Weakness in UK property persisted as interest rate rises continued, along with valuation adjustments and a decline in transaction volumes. Where property was typically valued on a monthly basis, we’re now seeing this move to fortnightly. This may increase volatility across the asset class, and with government bonds now yielding more than 3%, the attractiveness of property income may diminish further.

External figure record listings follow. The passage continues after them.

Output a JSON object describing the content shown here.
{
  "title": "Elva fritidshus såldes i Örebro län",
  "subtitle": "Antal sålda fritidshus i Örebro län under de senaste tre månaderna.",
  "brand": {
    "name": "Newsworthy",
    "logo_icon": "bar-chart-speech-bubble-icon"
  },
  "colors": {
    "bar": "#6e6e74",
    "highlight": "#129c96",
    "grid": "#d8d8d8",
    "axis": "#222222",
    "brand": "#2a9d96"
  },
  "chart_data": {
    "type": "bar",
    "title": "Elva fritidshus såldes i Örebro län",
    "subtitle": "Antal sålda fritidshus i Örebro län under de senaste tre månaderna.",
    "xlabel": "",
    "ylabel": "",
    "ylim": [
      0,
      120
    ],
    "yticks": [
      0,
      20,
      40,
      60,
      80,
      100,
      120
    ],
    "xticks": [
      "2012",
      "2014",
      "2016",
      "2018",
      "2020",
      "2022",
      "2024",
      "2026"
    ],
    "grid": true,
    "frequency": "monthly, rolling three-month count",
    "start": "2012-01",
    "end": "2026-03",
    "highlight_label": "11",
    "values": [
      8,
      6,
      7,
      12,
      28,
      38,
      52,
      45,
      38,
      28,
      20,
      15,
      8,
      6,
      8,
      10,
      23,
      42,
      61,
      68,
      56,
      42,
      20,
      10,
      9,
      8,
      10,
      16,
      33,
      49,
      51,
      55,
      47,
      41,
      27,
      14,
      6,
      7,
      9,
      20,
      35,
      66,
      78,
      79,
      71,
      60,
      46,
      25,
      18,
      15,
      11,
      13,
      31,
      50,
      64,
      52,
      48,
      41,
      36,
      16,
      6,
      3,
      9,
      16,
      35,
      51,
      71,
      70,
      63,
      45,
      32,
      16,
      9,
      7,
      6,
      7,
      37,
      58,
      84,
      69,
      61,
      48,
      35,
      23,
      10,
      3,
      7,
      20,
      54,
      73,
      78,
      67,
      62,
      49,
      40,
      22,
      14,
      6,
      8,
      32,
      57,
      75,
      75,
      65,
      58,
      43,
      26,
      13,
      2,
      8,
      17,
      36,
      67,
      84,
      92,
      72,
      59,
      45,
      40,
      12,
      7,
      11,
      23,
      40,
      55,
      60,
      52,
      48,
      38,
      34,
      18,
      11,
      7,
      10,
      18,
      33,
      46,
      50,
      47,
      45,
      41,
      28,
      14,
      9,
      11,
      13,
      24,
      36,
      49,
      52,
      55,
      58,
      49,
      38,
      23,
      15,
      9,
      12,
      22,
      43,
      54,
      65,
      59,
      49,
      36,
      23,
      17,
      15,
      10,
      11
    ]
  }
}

Name | 1m | 3m | YTD | 1yr | 3yr |
---|---|---|---|---|---|
FTSE Actuaries UK Conventional Gilts All Stocks TR in GB | -4.09 | 1.69 | -23.83 | -23.83 | -21.79 |
ICE BofA Global Broad Market Hedge GBP TR in GB | -0.78 | -3.20 | -6.40 | -6.40 | -5.49 |
IA UK Direct Property TR in GB | -0.79 | -7.14 | -5.65 | -5.65 | -1.02 |
FTSE All Share TR in GB | -1.42 | 8.90 | 0.34 | 0.34 | 7.07 |
FTSE USA TR in GB | -6.80 | -0.64 | -9.58 | -9.58 | 34.27 |
FTSE World Europe ex UK GTR in GB | -0.61 | 12.05 | -6.98 | -6.98 | 18.63 |
FTSE Japan TR in GB | -0.43 | 4.81 | -5.19 | -5.19 | 7.16 |
FTSE Asia Pacific ex Japan TR in GB | -1.35 | 3.97 | -6.21 | -6.21 | 11.32 |
FTSE Emerging TR in GB | -1.82 | 0.69 | -6.84 | -6.84 | 4.64 |
Source: FE Analytics, GBP total return (%) to last month end
This article is for financial professionals only. Any information contained within is of a general nature and should not be construed as a form of personal recommendation or financial advice. Nor is the information to be considered an offer or solicitation to deal in any financial instrument or to engage in any investment service or activity.
Parmenion accepts no duty of care or liability for loss arising from any person acting, or refraining from acting, as a result of any information contained within this article. All investment carries risk. The value of investments, and the income from them, can go down as well as up and investors may get back less than they put in. Past performance is not a reliable indicator of future returns.